Land-Sparing Opportunities for Solar Energy Development in Agricultural Landscapes: A Case Study of the Great Central Valley, CA, United States

Abstract

Land-cover change from energy development, including solar energy, presents trade-offs for land used for the production of food and the conservation of ecosystems. Solar energy plays a critical role in contributing to the alternative energy mix to mitigate climate change and meet policy milestones; however, the extent that solar energy development on nonconventional surfaces can mitigate land scarcity is understudied. Here, we evaluate the land sparing potential of solar energy development across four nonconventional land-cover types: the built environment, salt-affected land, contaminated land, and water reservoirs (as floatovoltaics), within the Great Central Valley (CV, CA), a globally significant agricultural region where land for food production, urban development, and conservation collide.
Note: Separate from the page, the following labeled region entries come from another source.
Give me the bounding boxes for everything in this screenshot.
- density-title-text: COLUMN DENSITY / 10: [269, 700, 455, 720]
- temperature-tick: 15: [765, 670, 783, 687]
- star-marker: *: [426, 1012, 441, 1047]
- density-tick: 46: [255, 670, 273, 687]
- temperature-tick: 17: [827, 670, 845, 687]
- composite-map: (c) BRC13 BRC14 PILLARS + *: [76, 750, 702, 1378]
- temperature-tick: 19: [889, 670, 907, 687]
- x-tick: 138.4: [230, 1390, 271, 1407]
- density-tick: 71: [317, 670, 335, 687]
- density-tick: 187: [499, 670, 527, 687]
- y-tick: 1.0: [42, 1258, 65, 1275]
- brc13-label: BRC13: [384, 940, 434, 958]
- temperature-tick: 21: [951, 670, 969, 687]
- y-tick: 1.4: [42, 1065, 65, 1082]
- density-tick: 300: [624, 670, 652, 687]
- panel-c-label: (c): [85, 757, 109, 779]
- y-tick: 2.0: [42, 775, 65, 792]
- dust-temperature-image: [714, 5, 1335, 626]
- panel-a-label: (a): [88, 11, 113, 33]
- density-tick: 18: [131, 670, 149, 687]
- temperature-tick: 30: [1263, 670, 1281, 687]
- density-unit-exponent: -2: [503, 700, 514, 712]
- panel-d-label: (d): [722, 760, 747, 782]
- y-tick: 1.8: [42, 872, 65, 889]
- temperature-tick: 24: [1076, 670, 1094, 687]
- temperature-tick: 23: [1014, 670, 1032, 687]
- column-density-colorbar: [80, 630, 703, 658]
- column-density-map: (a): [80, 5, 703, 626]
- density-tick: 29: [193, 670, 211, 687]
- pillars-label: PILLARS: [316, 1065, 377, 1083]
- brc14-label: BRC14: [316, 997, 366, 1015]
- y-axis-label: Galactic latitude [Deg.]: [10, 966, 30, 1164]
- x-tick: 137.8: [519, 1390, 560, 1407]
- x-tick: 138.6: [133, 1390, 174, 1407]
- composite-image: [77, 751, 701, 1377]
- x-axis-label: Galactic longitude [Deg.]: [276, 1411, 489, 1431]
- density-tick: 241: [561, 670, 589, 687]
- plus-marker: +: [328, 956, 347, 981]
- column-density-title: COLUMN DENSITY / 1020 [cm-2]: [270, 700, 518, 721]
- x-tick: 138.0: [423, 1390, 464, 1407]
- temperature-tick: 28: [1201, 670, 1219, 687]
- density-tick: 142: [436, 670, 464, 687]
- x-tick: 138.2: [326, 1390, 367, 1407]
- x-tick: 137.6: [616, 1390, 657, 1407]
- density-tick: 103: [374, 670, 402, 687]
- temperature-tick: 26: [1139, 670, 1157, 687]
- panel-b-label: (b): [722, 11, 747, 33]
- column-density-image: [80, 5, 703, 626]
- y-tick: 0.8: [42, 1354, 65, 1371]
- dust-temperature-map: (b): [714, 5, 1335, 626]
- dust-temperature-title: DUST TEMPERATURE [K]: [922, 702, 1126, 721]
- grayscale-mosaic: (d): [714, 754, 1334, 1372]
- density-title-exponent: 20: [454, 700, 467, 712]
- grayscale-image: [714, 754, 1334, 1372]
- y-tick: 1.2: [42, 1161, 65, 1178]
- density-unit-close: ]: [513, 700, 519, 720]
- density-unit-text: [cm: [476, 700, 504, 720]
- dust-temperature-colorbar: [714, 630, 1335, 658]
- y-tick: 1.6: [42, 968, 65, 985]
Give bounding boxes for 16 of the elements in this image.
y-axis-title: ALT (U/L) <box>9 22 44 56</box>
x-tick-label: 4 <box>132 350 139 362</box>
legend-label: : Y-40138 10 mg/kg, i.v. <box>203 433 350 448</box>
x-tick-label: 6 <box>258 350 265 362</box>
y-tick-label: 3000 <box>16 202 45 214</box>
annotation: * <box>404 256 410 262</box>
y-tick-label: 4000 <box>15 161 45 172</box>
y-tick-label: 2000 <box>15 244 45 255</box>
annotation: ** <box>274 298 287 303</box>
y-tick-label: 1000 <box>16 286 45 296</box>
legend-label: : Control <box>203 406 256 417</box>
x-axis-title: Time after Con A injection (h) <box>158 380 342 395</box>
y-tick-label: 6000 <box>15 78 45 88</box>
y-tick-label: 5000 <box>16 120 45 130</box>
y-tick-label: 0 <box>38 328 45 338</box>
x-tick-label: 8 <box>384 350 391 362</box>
Furthermore, we calculate the technical potential (TWh year–1) of these land sparing sites and test the degree to which projected electricity needs for the state of California can be met therein. In total, the CV encompasses 15% of CA, 8415 km2 of which was identified as potentially land-sparing for solar energy development. These areas comprise a capacity-based energy potential of at least 17 348 TWh year–1 for photovoltaic (PV) and 2213 TWh year–1 for concentrating solar power (CSP). Accounting for technology efficiencies, this exceeds California’s 2025 projected electricity demands up to 13 and 2 times for PV and CSP, respectively. Our study underscores the potential of strategic renewable energy siting to mitigate environmental trade-offs typically coupled with energy sprawl in agricultural landscapes.